# Cape San Blas/ Port St.Joe



## Jrob4989 (Jul 28, 2014)

I was curious what the surf bite was like this time of the year down there. My buddy just got back home from Oman so we have planned to head to his parents beach house and just have a guys week to do nothing but fish. Any help is appreciated.


----------



## Ramblin Wreck Red Neck (Jul 29, 2014)

I went down earlier this month and could sum it up like this - shark and catfish.  Throw in a few whiting.  But I've never had much luck in the surf outside of these fish.   This is typical of my results surf fishing here for 10 years.  

I think spring and fall may give you a chance at some better game fish in the surf, such as Spanish mackerel.  There have been reds caught, and pompano, but I'm not sure on how large of a scale that happens.

St. Joe Bay gives you the opportunity to bag some great eating redfish, trout and flounder.  But I think the summer time bite is tough even there.

If anybody has any tips please let us know, but I have about given up on surf fishing.  

So this year I decided to do something different.  I decided to just target the shark.  I figured it would give the kids some excitement.  We did well and caught 5-6 shark in the 3-4' range.  I let the kids and other fishers reel them in and they had a blast.  It also stirred quite a commotion among the beachgoers.  I have to say I enjoyed seeing everyone have a good time.
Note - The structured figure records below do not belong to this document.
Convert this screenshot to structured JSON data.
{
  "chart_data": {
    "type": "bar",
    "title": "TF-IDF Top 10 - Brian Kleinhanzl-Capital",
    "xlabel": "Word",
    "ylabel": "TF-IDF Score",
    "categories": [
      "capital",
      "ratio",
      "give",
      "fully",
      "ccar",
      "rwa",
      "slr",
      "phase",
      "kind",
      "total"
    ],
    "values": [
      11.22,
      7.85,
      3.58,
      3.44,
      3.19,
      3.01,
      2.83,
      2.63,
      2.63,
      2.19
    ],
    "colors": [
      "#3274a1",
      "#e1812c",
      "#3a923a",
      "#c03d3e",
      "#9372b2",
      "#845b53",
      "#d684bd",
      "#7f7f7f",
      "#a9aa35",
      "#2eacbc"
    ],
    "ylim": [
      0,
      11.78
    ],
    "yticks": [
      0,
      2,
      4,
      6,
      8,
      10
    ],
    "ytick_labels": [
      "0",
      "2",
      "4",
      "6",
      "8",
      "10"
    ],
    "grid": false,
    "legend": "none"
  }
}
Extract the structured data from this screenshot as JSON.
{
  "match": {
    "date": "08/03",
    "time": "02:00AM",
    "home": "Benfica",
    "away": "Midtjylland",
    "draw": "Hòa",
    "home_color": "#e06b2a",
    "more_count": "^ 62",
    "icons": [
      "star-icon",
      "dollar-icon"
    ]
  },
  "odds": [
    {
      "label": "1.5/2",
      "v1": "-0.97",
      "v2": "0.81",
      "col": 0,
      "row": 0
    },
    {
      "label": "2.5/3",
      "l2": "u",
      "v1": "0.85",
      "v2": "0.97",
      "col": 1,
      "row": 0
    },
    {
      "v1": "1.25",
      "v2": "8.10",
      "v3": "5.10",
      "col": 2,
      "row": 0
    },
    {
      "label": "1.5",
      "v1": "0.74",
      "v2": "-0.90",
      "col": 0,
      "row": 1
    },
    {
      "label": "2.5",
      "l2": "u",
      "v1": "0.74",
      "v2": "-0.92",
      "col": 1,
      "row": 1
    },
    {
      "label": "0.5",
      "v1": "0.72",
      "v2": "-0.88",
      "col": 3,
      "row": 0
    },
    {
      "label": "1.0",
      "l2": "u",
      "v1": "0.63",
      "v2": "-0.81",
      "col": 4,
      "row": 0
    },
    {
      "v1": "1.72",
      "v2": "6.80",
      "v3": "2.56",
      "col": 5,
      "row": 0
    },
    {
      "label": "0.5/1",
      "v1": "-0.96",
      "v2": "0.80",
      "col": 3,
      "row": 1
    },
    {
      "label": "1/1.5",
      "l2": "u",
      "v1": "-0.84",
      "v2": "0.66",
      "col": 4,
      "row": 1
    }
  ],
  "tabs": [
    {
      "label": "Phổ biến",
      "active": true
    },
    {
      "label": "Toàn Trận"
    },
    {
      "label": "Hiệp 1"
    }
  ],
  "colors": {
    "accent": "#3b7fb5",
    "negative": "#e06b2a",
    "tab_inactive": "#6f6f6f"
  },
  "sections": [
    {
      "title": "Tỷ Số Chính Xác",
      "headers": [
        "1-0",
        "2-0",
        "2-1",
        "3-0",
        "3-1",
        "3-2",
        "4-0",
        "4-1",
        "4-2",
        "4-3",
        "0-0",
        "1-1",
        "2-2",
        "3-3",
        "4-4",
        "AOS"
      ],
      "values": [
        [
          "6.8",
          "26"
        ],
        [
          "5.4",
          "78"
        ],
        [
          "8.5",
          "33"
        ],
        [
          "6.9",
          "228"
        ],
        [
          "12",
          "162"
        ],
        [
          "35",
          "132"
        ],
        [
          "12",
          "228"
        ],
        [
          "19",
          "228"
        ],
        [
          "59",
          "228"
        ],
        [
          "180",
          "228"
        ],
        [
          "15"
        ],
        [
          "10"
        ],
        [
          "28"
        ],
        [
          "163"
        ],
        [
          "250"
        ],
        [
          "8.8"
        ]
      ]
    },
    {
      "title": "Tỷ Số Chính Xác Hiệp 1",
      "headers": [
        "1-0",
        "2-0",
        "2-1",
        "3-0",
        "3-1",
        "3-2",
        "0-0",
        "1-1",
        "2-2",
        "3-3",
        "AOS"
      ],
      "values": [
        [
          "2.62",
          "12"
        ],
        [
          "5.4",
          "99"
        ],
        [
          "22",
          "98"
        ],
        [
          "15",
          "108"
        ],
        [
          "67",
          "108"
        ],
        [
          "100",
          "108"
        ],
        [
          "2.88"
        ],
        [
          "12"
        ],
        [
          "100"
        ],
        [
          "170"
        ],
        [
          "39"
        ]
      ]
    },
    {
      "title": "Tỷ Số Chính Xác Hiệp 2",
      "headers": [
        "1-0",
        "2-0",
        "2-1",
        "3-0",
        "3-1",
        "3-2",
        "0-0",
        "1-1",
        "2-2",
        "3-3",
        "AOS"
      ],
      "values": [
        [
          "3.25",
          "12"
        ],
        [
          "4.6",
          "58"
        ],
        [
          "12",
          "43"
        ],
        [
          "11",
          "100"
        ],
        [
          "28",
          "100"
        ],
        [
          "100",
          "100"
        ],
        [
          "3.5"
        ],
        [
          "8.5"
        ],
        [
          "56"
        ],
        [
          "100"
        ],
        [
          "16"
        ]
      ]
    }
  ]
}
Anyway, good luck and let us know if you have any luck.


----------



## Jrob4989 (Jul 30, 2014)

Thank you for the information. I went down earlier this year and only caught were catfish and the occasional whiting. What's the best way to target shark and what rig do you prefer to use?


----------



## nickel back (Jul 30, 2014)

Jrob4989 said:


> Thank you for the information. I went down earlier this year and only caught were catfish and the occasional whiting. What's the best way to target shark and what rig do you prefer to use?



stay away from using shrimp for bait(expect for catching  bait), use live pin fish and big chunks of cut bait like whiting/lady fish. I like using the head of a whiting/lady fish.

power pro and a good  fluorocarbon leader does well for me, unless you hang into a real nice one(have caught them up to 5 feet with this rig)some folks use a wire leader when shark fishing.

good luck!


----------



## Jrob4989 (Jul 30, 2014)

Awesome! I have orange fish bites that we plan to use as bait, but as far as catching baitfish what is the best method of catching bait in the surf? Would a sabiki rig work?


----------



## Ramblin Wreck Red Neck (Jul 30, 2014)

Jrob4989 said:


> Thank you for the information. I went down earlier this year and only caught were catfish and the occasional whiting. What's the best way to target shark and what rig do you prefer to use?



For me targeting shark at Cape San Blas meant:

1. Fishing in the summer

2. Fishing at Dusk - the last hour or so of daylight.  The action can get hot right when it is becoming dark.

3. Using a large bait with a large 6 -8 /0 hook.  Live pinfish have always worked well for shark, but this year I bought some bonita at the bait shop and cut it up for bait.  I used large chunks, and it seemed the bigger the chunk, the bigger the fish.   Ask around at the bait shops for Bonita.

4. Cast the bait out as far as possible from shore.  I have tall 9-10' surf rods which make this possible.  Some guys paddle a yak or canoe out and drop the line, and then head back to shore.

5. I just used a typical rig with triangle weight on the bottom, nothing special.   

Thats about it really.  It's not a big deal to catch sharks this time of year.

The biggest challenge is keeping the bait on the hooks while casting.   Anybody have any tips?


----------



## Jrob4989 (Jul 30, 2014)

That sounds easy enough. Thanks for all of the help.


----------



## lampern (Jul 30, 2014)

Yeah see if you catch a ladyfish.

Excellent shark bait in Florida


----------



## redneck_billcollector (Jul 30, 2014)

If y'all get bored surf fishing I guess you could run over to Port St. Joe and jump on the Fish'n X'press. Can't tell you how it is, never fished it, but it is an option.


----------



## MudDucker (Jul 31, 2014)

Two words ... Stump Hole.


----------